Ford Motor Co.'s U.S. sales fell 4 percent in October, marking the automaker's fifth straight monthly decline, while deliveries at Toyota Motor Corp., Honda Motor Co., Hyundai and Kia fell for the third consecutive month as tight chip supplies and other bottlenecks continue to undermine light-vehicle output and dealer stockpiles.
In a signal the market may have bottomed out, the seasonally adjusted, annualized rate of sales came in at 13.1 million, Motor Intelligence and Morgan Stanley said Wednesday, near the high end of forecasts -- 11.8 million to 13.5 million -- from Cox Automotive, J.D. Power/LMC Automotive and TrueCar. The SAAR hit 16.44 million in October 2020 and had fallen each month to a low this year of 12.27 million in September since hitting a 2021 high of 18.5 million in April.
Morgan Stanley analyst Adam Jonas said industry sales fell 23 percent last month, also within the range of forecasts, with light trucks accounting for 81 percent of volume.

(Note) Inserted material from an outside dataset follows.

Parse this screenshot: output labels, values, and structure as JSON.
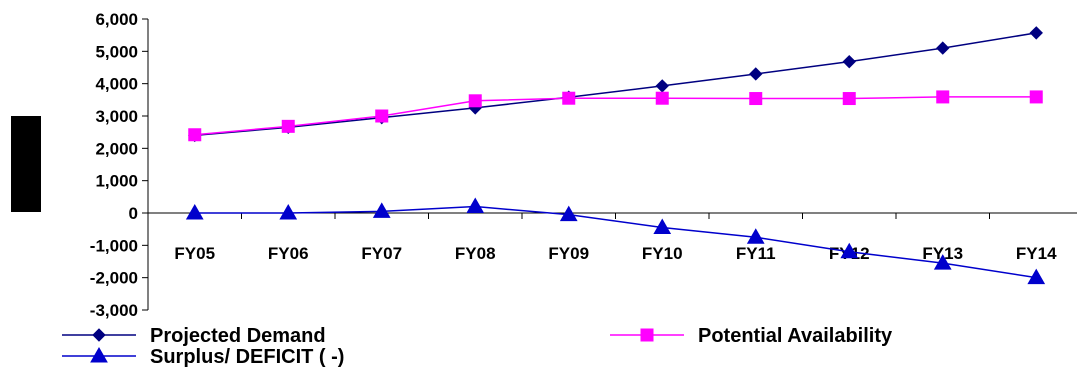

Sales dropped 3.3 percent at the Ford division and 17 percent at Lincoln, with the automaker's latest overall decline the smallest this year. Ford's biggest sellers also posted declines, led by the F-series pickup, down 4.7 percent. Overall, Ford Motor Co. said truck sales fell 7 percent while crossover and SUV deliveries rose 13 percent, helped by new models such as the Mustang Mach-E, Bronco Sport and Bronco.
Ford said gross inventory continued to grow last month, increasing by 7,000 over September levels to total 243,000 at the end of October.